My contribution to the conversation in the book focuses directly on funding arrangements for Australian university students. I take a political economy approach that places university funding within changing economic, budgetary and policy contexts. The main contribution of the chapter is to identify eight distinct logics that are bundled together in the architecture of fees, loans and grants that finance the education of Australian university students:

  1. Fiscal austerity: The logic of fiscal austerity is a near permanent feature of university funding because universities are an expanding part of the modern economy. Without regular efforts to rein in costs, public spending on universities would outpace political goals of “budget discipline”. Fiscal austerity logics sit behind the long-term trend towards increasing student fees and reducing the share of government contributions.
  2. Human capital: Understanding higher education as human capital emphasises higher education as a “private good”. Human capital theory reframed higher education in distinctly economic terms, encouraging students to engage with their education as a process of appreciating their own “capital”. Human capital logics were evident in the introduction of student fees, and have been used to justify differential fee levels between courses with different earnings potentials.
  3. Cost recovery: Cost recovery logics have been implemented as part of the pursuit of “efficiency” in public services. Whereas human capital logics focus on returns on investment for individuals, cost recovery logics are concerned with charging fees to recoup the costs of service delivery. In higher education, this has been translated into efforts to match funding and fees to the efficient “unit cost” of delivering education.
  4. Workforce planning: Workforce planning logics respond to and seek to influence Australia’s labour market requirements. They are applied when differential fee levels and the allocation of places between courses are used to shape the skills profile of graduates. It has been common for governments to selectively decrease fees in areas of study that align with certain “priority” professional pathways, irrespective of their teaching costs or earnings potential.
  5. Status maximisation: Universities primarily compete for students based on institutional status, rather than the price or quality of education. They seek to maximise their positions within status hierarchies, measured by things like international rankings. Status maximising logics are strongest where universities have autonomy over student enrolment patterns and fee levels.
  6. Income-contingency: The design of the Higher Education Contribution Scheme (HECS), the public loan system introduced in 1989 to cover the up-front cost of domestic student fees, is underpinned by a logic of income-contingency. While HECS is presented as a debt, the repayment structure reflects many aspects of the income taxation system. The logic of income-contingency can be applied with different levels of progressivity, depending on the level at which the income threshold is set, and the extent to which repayments reflect ability to pay.
  7. Financial asset: HECS is accounted for as a financial asset on the federal government’s balance sheet. This is highly significant in fiscal terms because, unlike direct grants, the cost of issuing HECS loans is not counted as government expenditure. Governments with fiscal austerity goals therefore have strong incentives to shift the balance of university financing from Commonwealth contributions, funded through grants, to student contributions, funded by loans.
  8. Public good: There is a strong level of support in the community for a broader understanding of universities as a public good. More narrowly, the public good features of university degrees are the “spill over” economic benefits of a more educated workforce, such as higher taxes paid by graduates, as well as increasing productivity and economic growth. However, a broader understanding of universities as a public good focuses on their role in pursuing public missions and addressing inequalities, by promoting social progress, civic participation, and individual opportunity.

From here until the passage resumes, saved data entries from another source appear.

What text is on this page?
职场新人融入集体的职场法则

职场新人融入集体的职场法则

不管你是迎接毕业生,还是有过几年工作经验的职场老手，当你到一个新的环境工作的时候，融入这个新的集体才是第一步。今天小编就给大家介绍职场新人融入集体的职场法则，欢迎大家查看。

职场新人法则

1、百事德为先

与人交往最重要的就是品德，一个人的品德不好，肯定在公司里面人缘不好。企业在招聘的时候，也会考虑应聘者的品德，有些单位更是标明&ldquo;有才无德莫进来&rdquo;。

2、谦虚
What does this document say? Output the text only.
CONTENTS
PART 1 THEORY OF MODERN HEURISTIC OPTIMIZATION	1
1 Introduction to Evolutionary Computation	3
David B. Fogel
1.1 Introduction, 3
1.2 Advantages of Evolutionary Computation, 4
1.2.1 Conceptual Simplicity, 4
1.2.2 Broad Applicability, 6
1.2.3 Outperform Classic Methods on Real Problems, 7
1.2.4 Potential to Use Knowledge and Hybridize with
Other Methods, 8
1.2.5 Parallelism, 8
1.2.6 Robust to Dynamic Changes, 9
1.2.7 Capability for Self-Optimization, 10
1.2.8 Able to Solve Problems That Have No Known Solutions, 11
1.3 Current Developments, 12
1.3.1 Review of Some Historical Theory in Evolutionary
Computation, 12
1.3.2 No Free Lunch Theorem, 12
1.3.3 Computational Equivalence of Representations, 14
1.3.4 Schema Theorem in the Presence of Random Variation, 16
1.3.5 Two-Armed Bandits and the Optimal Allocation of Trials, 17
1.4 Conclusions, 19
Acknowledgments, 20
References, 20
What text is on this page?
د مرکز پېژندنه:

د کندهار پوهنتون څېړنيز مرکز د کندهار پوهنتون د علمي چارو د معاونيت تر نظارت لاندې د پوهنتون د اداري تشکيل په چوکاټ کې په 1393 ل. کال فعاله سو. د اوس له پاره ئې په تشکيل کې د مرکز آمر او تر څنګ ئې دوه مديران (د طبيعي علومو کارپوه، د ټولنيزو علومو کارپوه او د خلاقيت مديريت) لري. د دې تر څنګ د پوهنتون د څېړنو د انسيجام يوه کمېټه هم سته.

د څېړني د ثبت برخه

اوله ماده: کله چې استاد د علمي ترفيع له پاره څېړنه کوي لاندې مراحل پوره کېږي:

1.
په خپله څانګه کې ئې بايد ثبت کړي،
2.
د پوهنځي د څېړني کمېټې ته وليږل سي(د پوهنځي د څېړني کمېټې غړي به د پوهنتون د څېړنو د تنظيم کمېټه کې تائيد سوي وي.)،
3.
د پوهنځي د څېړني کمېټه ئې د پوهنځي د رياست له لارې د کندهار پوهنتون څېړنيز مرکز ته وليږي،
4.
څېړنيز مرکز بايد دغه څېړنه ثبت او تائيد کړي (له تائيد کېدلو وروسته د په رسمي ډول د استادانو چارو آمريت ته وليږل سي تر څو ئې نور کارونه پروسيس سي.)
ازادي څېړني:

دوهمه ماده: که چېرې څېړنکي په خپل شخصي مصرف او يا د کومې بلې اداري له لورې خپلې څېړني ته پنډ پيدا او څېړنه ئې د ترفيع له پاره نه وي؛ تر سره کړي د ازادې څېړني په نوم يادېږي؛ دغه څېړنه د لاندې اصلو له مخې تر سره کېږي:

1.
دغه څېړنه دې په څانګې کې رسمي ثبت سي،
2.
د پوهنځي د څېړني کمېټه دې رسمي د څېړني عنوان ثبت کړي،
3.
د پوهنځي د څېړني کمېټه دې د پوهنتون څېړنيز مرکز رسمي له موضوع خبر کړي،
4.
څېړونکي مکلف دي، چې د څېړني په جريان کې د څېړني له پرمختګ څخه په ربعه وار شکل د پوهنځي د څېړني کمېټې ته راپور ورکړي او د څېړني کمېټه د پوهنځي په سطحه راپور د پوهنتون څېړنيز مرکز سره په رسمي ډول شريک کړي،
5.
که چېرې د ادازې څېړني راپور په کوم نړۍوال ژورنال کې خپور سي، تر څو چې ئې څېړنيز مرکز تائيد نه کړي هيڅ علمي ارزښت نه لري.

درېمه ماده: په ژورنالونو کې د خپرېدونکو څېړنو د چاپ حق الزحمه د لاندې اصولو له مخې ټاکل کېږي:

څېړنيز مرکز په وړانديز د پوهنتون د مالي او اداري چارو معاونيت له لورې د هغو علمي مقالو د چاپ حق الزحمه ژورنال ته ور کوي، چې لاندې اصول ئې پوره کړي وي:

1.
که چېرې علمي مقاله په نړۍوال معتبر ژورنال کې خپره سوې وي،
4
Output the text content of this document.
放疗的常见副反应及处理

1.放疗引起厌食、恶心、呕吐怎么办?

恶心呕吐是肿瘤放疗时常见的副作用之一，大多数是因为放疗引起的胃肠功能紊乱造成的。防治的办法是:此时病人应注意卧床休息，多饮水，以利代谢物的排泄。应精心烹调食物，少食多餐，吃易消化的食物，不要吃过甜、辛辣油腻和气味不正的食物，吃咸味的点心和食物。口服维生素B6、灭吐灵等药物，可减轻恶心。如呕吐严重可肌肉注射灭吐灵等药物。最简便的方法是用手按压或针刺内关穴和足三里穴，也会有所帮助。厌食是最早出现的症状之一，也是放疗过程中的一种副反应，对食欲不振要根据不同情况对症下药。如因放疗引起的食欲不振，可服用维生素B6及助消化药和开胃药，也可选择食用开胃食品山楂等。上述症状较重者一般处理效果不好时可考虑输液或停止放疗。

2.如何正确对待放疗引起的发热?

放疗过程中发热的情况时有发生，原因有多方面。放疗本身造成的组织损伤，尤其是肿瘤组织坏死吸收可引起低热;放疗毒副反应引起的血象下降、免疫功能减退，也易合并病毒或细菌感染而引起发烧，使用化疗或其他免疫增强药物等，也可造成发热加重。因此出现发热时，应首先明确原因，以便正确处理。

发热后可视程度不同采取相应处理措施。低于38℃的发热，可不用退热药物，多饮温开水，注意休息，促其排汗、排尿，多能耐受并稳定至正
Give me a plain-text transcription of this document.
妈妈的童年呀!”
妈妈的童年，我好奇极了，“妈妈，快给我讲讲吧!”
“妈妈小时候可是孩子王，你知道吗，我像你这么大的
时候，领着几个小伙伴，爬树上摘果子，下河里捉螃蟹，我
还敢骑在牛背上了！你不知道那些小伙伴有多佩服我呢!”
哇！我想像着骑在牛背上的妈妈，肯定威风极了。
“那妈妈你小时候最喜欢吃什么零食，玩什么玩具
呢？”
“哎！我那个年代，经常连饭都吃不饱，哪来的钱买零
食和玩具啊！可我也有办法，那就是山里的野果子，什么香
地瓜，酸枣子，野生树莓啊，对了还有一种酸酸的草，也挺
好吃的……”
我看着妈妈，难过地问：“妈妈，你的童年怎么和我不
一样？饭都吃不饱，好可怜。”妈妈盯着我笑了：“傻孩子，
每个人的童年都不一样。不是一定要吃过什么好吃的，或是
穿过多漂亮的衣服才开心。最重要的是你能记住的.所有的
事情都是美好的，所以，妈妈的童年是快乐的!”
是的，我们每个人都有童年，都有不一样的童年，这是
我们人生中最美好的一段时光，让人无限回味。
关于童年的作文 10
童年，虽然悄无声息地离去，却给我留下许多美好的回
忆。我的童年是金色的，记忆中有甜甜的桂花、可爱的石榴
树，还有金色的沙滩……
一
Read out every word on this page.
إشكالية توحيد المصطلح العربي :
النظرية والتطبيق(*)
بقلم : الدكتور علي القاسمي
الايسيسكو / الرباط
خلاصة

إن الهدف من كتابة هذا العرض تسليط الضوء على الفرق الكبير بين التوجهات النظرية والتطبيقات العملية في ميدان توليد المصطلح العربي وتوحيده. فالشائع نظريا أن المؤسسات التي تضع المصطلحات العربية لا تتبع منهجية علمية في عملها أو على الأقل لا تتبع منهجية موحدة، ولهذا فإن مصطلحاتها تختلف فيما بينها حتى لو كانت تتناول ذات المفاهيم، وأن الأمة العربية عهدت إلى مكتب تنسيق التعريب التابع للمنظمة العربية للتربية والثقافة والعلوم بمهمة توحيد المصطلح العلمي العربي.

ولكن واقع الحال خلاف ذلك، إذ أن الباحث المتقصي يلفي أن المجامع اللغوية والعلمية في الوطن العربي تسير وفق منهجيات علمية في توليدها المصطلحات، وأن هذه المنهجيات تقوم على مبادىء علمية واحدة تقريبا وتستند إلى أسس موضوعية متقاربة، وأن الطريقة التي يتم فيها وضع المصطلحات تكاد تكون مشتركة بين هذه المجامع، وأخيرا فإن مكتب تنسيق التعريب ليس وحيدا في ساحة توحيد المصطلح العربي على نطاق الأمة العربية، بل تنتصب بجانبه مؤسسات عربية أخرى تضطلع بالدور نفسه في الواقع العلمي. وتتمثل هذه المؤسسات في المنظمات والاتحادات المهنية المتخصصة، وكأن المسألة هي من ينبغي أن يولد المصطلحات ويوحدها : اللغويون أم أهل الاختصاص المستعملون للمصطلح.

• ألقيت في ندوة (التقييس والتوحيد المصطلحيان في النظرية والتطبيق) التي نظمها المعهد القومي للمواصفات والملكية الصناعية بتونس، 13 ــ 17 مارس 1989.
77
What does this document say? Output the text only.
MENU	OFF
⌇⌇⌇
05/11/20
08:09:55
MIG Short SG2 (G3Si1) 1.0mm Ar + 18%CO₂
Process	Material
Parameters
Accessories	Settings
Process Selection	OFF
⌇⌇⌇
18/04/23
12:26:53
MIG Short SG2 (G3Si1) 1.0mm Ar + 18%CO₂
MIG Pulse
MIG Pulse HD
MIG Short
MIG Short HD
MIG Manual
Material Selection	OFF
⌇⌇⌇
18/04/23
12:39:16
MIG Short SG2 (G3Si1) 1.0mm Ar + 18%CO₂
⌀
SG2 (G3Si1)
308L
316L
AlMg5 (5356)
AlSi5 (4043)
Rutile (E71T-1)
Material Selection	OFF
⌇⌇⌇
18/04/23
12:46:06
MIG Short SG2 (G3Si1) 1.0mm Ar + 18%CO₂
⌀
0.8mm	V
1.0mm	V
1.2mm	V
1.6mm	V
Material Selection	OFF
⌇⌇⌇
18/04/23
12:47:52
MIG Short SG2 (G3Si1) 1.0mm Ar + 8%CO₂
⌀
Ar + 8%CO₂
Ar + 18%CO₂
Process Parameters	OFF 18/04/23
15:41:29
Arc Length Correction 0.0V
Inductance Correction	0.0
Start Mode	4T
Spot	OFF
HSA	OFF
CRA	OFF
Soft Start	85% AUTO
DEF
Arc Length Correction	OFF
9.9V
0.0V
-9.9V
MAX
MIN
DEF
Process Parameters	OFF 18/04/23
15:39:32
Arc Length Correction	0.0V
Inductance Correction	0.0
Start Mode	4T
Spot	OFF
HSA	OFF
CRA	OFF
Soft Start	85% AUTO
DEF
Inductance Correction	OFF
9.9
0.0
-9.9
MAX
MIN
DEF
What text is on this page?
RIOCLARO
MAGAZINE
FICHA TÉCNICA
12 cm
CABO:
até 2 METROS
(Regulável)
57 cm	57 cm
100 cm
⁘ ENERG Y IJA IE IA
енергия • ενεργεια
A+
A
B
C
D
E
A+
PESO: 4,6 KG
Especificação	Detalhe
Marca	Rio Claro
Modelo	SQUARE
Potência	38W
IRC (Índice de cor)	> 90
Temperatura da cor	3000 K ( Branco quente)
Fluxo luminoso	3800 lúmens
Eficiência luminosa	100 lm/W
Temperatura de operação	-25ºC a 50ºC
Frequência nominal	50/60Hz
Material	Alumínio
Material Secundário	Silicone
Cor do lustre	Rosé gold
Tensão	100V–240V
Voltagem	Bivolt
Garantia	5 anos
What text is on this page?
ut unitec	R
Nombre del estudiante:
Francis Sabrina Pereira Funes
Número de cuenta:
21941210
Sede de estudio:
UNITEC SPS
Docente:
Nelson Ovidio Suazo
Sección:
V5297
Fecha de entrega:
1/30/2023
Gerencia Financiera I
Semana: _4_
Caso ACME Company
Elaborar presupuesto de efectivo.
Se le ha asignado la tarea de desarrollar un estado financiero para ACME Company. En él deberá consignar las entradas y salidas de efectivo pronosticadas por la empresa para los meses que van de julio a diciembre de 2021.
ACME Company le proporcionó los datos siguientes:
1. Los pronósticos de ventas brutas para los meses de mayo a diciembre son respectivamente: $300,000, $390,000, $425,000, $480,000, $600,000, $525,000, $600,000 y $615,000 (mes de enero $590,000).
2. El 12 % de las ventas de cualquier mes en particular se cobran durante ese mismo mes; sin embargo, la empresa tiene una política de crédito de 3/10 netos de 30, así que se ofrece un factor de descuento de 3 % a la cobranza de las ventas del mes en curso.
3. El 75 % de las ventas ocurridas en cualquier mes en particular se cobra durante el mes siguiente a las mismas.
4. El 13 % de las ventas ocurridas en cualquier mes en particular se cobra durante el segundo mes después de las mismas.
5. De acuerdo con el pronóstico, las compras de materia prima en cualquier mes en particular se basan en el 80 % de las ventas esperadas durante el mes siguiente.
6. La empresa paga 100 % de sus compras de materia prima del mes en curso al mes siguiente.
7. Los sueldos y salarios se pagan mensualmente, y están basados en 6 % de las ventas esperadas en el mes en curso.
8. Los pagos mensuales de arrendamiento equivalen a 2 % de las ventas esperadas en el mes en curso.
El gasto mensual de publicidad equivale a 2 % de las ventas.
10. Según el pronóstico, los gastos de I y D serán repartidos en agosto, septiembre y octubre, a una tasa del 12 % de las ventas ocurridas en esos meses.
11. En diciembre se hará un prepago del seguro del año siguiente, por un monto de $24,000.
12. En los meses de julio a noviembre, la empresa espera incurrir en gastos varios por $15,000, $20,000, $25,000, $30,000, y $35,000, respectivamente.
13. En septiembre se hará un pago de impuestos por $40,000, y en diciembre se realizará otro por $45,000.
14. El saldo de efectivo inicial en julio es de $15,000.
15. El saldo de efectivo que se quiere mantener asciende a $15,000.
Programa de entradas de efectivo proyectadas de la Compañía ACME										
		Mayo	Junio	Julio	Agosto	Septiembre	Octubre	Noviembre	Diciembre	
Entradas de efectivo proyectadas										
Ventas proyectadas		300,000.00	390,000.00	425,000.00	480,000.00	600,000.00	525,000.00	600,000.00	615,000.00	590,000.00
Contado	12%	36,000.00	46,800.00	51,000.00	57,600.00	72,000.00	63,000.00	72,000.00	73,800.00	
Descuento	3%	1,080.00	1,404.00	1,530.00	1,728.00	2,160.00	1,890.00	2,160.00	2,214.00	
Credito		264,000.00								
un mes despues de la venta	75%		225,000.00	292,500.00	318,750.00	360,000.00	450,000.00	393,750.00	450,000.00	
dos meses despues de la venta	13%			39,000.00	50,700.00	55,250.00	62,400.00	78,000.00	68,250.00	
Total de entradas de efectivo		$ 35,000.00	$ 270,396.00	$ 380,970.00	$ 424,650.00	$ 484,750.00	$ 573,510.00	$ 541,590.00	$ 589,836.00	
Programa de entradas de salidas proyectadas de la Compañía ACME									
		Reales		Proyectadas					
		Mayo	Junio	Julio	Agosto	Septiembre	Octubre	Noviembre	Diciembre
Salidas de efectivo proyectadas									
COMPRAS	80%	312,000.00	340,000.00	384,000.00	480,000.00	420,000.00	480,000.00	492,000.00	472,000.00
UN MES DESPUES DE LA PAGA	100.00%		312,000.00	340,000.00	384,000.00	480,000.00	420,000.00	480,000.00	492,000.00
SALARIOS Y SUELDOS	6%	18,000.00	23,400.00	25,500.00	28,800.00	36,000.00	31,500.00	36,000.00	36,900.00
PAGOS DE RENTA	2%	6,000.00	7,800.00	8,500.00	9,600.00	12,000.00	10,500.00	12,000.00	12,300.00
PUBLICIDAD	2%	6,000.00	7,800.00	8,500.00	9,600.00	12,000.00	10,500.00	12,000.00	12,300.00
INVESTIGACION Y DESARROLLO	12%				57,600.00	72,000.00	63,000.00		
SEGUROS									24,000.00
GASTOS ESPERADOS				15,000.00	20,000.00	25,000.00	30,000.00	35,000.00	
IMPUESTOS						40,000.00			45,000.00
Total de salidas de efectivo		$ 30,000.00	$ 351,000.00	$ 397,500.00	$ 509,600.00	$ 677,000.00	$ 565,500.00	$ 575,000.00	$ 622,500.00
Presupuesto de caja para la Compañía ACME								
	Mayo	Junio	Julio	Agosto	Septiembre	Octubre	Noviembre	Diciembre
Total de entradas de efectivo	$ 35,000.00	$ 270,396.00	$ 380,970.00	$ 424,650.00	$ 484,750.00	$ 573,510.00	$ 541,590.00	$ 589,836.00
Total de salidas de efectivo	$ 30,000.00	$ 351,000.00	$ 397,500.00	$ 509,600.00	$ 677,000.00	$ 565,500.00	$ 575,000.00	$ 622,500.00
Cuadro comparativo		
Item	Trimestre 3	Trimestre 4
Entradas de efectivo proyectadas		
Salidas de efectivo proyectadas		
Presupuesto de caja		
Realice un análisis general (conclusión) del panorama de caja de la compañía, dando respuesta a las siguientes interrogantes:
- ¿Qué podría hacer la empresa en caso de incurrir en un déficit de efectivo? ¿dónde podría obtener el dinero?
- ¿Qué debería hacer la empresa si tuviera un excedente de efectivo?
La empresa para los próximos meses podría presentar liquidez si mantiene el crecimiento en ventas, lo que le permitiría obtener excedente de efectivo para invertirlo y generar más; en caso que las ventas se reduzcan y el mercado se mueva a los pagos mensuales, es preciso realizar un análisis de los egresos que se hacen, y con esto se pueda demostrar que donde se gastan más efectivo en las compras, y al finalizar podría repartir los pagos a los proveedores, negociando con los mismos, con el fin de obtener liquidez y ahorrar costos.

In the chapter, I show how the eight logics have been activated to facilitate the expansion of universities over the last 30 years, but with socially uneven outcomes. I demonstrate how they have configured successive funding regimes between 1989 and 2021, identifying turning points in how particular logics have been emphasised, bundled and applied, before reflecting on how the dominant logic of fiscal austerity might give way to that of the public good.

I argue that, as ever, the problem of paying for expansion – not arresting decline – remains the primary challenge facing Australian universities. The eight logics are intended to serve as a map, both for understanding the political economy of the existing funding system, and for navigating what might be changed to facilitate future rounds of expansion on a more equitable and sustainable basis.